Note that since the Myrinet upgrade on February 5, 2004, the following directions may seem a little over the top, given that there are now only 3 gigabit nodes now. Chalk this up to management's desire to minimize the amount of .html modifcations needed.
Also note that, particularly until the WestGrid UBC/TRIUMF cluster is back on-line and stable, users should feel free to submit a reasonable number of serial jobs via the Myrinet batch queue as described in this PAGE.
As is the case with the old cluster, there are no system-imposed limits to how many processors a single user can use at a given time, but users are expected to be aware of and considerate of the needs of other users, and management reserves the right to impose restrictions should contention for resources become severe.
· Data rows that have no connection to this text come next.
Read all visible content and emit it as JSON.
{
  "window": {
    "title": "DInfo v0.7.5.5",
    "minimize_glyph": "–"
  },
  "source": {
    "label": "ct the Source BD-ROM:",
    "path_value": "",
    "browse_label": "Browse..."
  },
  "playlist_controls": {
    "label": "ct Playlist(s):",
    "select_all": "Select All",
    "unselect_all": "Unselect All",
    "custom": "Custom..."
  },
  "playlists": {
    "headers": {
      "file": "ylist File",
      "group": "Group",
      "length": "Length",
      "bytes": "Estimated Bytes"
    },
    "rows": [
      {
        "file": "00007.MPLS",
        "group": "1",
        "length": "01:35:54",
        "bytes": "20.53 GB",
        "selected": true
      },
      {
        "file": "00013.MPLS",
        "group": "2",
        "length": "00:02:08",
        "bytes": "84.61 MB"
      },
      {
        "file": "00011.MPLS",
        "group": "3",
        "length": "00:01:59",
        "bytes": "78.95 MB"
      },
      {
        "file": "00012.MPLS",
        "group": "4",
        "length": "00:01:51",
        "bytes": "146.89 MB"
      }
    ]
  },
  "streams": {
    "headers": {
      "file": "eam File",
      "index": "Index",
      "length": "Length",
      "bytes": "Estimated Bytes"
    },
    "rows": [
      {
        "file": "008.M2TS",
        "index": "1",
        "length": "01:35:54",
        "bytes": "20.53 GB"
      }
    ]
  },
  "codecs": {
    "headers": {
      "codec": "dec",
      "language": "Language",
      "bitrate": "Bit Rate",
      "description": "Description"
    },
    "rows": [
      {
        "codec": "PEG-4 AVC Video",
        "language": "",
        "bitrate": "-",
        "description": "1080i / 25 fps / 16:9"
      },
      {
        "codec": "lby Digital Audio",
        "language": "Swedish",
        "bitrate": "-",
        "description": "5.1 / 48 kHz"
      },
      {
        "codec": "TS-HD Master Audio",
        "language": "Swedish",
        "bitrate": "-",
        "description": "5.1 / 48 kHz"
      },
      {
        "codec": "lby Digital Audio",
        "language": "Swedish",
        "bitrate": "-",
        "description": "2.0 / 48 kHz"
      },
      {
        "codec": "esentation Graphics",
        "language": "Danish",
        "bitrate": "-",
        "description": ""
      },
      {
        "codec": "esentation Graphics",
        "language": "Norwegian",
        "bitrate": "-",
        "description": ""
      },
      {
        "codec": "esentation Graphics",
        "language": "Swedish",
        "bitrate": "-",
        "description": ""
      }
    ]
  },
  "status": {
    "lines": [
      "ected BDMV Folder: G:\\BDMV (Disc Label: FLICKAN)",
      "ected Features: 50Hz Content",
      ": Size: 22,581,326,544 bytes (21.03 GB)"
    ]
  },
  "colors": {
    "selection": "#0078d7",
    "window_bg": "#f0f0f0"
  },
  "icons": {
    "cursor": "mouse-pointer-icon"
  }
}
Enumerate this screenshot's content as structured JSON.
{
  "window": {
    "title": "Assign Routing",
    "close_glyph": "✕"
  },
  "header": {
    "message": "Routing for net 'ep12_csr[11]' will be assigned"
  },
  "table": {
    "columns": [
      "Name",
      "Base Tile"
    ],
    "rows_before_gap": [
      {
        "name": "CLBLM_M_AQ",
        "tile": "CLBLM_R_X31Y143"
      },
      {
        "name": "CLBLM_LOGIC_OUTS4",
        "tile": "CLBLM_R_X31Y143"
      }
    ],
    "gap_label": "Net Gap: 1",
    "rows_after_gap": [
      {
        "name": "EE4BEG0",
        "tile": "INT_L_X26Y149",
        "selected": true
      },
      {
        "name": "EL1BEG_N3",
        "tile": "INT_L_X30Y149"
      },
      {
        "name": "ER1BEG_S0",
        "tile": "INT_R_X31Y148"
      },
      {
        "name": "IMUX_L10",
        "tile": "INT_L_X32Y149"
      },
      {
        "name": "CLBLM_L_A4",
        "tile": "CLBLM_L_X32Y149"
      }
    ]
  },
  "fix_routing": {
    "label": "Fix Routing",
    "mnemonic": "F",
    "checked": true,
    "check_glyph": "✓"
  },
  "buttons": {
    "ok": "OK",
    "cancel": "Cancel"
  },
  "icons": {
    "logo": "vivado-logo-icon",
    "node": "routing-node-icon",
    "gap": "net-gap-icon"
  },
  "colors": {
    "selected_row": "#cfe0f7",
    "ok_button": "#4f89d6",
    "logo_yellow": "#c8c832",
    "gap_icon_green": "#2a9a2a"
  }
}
your-workstation% ssh [email protected]Once you have logged in, use the avail command (see HERE for full usage information) to list the gig nodes in order of increasing load factor (i.e. from least to most busy):
head% avail node055 0.00 0.00 0.00 node056 0.00 0.00 0.00 node057 0.00 0.00 0.00Note that it will take a few seconds for the avail command to complete, as it must connect to all of the gig nodes and execute the uptime command on each. The three columns of numbers listed by avail are the 1-, 5- and 15-minute load averages on the respective gig nodes. Roughly speaking, we can interpret the load average as the number of CPU intensive jobs that are currently running on the machine. Thus, a load average of 0.00 means that the machine is idle, while load averages of 1.00 and 2.00 indicate that one or two jobs, respectively, are running on the node. Since each node has two processors, a load average of 2.00 means that the node is essentially completely saturated.
You should choose the nodes on which you will run from the start of the listing produced by avail, unless all nodes have 2.00 load averages, in which case you will have to wait until one or more nodes become available. DO NOT initiate a job on a machine which already has a load average of 2.00; this will only slow down overall throughput on the cluster.
head% rsh node055Again, note that the rsh command must be executed from the head node (not e.g. from your local workstation), since the compute nodes are connected via a private local network. Once you have logged into the node, run top for a few seconds to confirm that the load average is 1.00 or less, since some other user may have recently "claimed" the node. Then, simply start up your job as you would on any Unix workstation:
node055% cd some-dir node055% some-commandNOTE: If you background the job, then subsequently log out from the node before execution of the process is complete, the job will continue to run in the background, i.e. you do not have to explicitly nohup the job.